Ich oute mich als Anhänger einer klimafreundlichen Energieerzeugung. Proteste gegen eine kapitalistische Profitmaschine sind nicht die Lösung.Es sind kreative Lösungen zur Rettung des Klimas gefragt.

1.Wind- und Sonnenstrom:

Ist mit den nachfolgenden Speichertechnologie eine bezahlbare Lösung für überschüssigen Strom in Sicht? Wenn ja, mit welchen Investitionsaufwendungen und Auswirkungen auf die Stromkosten?
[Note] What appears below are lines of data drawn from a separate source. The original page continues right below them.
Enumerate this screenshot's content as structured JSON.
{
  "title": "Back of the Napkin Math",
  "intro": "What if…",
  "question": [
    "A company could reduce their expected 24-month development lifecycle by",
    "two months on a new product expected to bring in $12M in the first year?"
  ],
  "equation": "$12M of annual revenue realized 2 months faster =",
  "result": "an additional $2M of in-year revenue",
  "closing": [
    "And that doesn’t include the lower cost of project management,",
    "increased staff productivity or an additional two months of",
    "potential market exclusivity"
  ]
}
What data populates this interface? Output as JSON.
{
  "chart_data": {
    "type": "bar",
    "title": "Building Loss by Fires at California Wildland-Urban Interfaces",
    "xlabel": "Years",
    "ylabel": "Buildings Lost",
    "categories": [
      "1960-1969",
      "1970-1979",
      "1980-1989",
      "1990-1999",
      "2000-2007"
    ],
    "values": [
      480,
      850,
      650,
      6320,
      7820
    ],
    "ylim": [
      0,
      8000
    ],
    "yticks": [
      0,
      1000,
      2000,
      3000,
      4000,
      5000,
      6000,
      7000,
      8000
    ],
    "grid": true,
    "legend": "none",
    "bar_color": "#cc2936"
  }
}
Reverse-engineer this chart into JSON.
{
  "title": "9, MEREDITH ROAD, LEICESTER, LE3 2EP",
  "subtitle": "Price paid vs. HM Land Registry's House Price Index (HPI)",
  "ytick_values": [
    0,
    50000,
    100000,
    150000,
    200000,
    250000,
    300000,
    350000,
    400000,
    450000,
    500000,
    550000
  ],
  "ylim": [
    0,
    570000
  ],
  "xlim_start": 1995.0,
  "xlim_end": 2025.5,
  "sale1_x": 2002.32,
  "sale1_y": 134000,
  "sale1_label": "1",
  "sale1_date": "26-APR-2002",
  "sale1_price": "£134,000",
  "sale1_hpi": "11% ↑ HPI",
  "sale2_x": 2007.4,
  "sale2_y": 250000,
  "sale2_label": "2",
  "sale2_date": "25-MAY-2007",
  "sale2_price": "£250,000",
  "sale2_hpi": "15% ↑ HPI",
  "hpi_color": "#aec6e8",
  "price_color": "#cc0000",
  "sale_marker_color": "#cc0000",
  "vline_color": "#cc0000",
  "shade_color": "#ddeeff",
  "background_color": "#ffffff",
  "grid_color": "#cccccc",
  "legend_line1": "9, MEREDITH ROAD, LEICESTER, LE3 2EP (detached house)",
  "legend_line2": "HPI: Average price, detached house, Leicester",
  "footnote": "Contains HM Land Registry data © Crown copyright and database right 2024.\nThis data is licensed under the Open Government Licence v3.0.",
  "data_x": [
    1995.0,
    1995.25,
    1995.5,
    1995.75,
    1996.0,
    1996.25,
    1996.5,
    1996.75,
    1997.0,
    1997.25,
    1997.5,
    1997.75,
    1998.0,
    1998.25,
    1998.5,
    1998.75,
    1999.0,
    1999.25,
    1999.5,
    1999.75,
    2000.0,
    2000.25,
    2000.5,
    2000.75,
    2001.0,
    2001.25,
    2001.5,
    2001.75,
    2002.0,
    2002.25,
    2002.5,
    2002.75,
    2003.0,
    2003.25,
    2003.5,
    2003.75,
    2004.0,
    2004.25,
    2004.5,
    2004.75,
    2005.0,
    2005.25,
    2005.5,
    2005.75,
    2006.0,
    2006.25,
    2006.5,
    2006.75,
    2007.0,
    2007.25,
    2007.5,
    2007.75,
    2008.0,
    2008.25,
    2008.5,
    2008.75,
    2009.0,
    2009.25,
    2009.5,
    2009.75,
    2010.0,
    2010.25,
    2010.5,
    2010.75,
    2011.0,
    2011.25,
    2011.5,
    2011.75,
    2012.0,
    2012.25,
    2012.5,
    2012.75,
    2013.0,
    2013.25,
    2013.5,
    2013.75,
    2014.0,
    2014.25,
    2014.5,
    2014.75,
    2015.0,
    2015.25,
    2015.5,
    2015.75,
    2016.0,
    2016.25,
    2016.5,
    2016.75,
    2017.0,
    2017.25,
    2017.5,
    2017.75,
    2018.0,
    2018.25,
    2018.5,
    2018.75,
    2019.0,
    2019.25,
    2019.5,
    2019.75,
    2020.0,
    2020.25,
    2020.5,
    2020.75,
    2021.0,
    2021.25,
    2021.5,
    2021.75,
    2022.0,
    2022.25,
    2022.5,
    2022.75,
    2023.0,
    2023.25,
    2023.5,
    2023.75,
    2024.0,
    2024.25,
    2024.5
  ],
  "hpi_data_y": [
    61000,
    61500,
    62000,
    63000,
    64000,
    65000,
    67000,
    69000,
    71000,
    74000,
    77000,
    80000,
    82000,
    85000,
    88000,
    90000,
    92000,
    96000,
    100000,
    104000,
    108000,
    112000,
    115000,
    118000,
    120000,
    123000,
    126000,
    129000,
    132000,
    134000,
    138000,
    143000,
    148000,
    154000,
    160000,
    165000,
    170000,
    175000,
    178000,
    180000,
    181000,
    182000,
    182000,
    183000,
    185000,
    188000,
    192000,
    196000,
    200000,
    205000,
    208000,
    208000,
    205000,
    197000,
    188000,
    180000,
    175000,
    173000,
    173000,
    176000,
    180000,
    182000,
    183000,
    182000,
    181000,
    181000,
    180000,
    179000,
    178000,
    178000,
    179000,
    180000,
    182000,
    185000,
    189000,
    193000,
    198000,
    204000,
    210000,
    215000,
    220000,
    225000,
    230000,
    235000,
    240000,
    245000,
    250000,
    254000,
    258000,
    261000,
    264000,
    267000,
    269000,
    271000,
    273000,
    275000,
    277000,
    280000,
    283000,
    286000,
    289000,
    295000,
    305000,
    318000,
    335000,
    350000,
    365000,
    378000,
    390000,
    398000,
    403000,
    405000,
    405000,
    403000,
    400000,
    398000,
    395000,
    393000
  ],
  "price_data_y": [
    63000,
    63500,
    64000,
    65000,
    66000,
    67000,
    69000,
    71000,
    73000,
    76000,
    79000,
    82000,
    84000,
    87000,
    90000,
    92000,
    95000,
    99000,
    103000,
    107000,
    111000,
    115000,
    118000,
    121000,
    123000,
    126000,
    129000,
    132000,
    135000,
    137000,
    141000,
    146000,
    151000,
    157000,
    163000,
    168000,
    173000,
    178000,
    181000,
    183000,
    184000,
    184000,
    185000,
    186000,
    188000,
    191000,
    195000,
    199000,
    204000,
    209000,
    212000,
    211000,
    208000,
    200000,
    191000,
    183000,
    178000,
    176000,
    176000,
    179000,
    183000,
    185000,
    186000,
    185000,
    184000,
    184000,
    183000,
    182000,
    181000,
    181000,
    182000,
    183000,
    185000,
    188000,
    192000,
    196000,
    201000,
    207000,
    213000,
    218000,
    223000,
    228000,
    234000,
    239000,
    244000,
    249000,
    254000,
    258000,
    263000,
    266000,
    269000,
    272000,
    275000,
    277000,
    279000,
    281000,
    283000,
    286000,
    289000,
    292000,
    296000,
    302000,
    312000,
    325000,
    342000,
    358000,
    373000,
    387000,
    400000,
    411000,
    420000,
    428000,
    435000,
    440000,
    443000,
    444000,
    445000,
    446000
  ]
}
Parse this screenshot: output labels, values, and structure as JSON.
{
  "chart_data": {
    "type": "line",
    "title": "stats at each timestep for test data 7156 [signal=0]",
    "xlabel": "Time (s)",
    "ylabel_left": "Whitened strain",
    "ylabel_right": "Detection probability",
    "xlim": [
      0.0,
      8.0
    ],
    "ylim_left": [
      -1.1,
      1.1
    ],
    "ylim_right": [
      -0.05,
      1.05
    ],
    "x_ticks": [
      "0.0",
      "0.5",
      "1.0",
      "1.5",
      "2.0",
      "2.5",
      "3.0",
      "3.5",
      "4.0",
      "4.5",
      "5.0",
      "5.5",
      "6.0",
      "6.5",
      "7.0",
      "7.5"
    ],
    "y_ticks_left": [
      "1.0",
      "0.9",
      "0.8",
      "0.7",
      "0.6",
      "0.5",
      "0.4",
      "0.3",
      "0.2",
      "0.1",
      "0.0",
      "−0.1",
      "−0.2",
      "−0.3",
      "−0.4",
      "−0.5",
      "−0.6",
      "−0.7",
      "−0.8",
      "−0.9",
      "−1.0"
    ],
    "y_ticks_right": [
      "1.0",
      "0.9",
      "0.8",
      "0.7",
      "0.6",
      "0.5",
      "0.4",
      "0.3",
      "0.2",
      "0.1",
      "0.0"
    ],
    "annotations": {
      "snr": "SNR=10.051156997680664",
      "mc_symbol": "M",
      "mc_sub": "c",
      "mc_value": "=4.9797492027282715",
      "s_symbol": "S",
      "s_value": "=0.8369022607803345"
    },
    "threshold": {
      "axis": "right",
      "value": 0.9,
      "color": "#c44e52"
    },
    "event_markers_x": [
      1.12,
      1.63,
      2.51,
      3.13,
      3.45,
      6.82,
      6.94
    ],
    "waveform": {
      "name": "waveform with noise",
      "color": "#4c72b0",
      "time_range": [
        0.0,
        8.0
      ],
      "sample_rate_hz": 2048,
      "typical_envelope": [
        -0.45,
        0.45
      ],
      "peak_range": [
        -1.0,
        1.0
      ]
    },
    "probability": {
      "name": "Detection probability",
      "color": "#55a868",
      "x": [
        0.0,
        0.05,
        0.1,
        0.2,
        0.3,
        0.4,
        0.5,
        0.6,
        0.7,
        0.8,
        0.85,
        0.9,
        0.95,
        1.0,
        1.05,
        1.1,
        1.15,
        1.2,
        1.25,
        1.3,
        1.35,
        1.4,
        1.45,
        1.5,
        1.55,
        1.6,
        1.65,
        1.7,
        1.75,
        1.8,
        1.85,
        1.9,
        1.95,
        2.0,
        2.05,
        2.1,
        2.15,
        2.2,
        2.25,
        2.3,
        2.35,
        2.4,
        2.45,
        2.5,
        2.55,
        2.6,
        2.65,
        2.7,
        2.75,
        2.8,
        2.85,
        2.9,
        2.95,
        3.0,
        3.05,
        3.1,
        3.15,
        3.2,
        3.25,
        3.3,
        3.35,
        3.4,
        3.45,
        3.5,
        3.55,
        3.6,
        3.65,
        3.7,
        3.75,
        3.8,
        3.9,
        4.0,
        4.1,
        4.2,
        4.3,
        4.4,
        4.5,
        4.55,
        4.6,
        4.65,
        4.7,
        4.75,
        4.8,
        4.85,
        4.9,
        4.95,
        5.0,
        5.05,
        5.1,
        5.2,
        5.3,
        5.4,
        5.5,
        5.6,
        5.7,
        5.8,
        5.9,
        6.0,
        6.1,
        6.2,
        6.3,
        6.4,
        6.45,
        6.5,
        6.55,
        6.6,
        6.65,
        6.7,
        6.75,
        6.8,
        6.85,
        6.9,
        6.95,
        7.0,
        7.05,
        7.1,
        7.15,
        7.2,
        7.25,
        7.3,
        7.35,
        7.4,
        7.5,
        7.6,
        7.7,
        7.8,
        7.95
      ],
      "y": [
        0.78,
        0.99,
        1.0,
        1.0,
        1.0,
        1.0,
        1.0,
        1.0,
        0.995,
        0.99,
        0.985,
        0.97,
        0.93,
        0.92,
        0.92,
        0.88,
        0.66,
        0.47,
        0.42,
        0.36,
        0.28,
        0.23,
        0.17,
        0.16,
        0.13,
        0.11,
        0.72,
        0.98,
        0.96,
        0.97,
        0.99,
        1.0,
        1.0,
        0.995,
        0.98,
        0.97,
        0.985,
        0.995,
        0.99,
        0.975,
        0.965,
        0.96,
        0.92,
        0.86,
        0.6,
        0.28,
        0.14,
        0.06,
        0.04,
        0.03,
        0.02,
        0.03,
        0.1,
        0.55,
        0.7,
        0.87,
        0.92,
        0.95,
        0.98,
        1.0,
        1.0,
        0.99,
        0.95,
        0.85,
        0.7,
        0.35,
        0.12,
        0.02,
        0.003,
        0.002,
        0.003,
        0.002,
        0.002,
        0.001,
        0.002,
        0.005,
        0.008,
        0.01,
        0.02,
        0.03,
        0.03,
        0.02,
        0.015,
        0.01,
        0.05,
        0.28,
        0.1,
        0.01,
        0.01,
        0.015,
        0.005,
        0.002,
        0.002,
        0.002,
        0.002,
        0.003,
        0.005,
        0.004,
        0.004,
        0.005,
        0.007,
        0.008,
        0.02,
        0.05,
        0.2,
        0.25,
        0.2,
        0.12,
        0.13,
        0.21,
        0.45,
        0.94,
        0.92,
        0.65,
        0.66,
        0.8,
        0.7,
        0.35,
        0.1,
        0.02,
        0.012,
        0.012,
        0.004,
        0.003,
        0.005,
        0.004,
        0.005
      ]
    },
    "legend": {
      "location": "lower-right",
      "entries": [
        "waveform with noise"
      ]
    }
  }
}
Pumspeicherweke, Kugelspeicher für Offshore-Windparks, Druckluftspeicher in stillgelegten Bergwerken und Salzstöcken, Batterien, Power to Gas und Power to Heat.

2.Wasserkraftwerke:

geologischen Voraussetzung zum Ausbau in Deutschland begrenzt.Was bringt die Kooperation zur Versorgung mit Wasserkraftstrom mit Norwegen?

3.Geothermikraftwerke:

geologische Voraussetzungen zum Ausbau in Deutschland durch aufwendige und teure Tiefenbohrung in Deutschland begrenzt.

4.Biomassekraftwerke:

Nachteile:

-Konkurrenz zur Nahrungsmittelproduktion, Abholzung der Regenwälter führt zur Klimaveränderung, fossile Kraftstoffe zur Erzeugung und Transport, CO2-Emission.

Ist es nicht möglich über den Tellerrand in andere Länder zu schauen?

-Wasserstoffkraftwerke mit umweltfreundlichen Brennzellen?

-Gezeitenkraftwerk auch an der deutschen Nordseeküste möglich?

-Lohnt es sich doch über Kernreaktoren der 4.Generation nachzudenken?

-Sind vielleicht Kraftfahrzeuge mit Wasserstoff-Brennzellen gegenüber E-Autos die klimafreundliche Lösung?

 

Solange keine Krativität bei der Lösung klimafreundlicher Energiezeugung einzieht, wird es immer nur bei den Proteten bleiben.